Pax vobiscum - Latin meaning

Question - this means ‘peace be with you’.

Is this only the plural form, or does Latin also use this form as a ‘formal you’?

I think it’s only plural. I knlow the corresponding singular is ‘te’.

Could you clarify what you mean by ‘formal you’?

In the Romance languages, you would use the plural form when addressing someone of a higher status, for example, a student addressing a teacher. It is a sign of respect - I know this is the case in French, Spanish, and even Russian (although not a Romance language).

I don’t recall classical Latin having that convention. I can’t say about ecclesiastical.

From one with a nodding acquaintace with Latin, I have encountered “Pax tecum”, which equates to the Spanish familiar form: tu, vosotros, etc.

Ditto. Or even “pax tibi.”

Pax vobiscum + Peace be with y’all.

I am aware of the pax tecum. Someone told me that this could not refer to a formal you in Latin and I am trying to determine whether this is true.


Tell 'em you’ve asked a few people with a nodding acquaintaince with Latin who have not heard of this and ask your friend where he got the idea that Latin uses the modern European “voi”, or “vous,” designation for polite address. In fact, in Italian, although “voi” is used politely, the really, really polite form is “lei.”

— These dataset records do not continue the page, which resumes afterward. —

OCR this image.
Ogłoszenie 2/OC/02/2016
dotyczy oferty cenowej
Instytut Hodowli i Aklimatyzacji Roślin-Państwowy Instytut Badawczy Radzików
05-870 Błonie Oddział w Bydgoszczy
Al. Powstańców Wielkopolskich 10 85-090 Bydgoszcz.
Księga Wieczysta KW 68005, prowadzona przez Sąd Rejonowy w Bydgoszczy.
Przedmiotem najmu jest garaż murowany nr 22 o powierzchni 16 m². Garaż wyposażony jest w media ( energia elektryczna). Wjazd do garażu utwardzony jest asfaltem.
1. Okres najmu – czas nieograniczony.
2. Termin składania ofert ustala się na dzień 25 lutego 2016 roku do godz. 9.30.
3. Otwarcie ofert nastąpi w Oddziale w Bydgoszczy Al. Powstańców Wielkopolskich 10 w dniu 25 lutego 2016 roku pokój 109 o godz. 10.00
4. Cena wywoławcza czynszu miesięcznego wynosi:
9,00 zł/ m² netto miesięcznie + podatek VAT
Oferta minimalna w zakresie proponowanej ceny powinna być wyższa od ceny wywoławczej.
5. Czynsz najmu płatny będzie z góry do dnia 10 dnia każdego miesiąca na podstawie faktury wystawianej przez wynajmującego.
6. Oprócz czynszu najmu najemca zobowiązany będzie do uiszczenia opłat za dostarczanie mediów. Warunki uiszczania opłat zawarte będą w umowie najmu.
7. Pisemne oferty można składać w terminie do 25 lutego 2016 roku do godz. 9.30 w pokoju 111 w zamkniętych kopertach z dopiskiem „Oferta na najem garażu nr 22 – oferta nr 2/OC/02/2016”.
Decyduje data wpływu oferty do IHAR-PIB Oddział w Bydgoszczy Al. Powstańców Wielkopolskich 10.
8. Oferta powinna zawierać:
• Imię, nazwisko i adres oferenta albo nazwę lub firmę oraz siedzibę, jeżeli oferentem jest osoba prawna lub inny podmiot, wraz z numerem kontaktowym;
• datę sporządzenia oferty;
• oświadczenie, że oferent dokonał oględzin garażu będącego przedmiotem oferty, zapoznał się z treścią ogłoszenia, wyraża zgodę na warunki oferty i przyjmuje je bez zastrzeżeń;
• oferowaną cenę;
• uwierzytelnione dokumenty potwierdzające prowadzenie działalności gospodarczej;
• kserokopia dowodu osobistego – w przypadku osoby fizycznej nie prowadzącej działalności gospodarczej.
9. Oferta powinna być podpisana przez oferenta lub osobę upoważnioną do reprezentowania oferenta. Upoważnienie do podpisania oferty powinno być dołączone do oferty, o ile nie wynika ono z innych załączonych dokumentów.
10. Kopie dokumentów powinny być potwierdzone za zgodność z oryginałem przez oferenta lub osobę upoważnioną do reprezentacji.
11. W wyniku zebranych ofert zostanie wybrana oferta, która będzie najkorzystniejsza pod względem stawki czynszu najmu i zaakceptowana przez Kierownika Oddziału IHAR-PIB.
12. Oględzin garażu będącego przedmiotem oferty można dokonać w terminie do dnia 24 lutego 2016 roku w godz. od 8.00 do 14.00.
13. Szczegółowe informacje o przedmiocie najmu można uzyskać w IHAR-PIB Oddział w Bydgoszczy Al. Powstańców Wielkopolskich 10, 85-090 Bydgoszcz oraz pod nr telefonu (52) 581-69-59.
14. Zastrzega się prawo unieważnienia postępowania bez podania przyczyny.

I concur, Latin in general does not distinguish a formal and informal you, and *pax vobiscum *is addressed to more than one second person. There is one similar case of which I am aware (and it is ecclesiastical):

*Benedicite *(“Bless [the Lord], you plural”) was a monastic greeting even between singular individuals – The classical singular ought to be benedic. Whether this was out of habit (heh), out of ignorance (by less educated monks), or vulgar (popular) usage, I cannot say.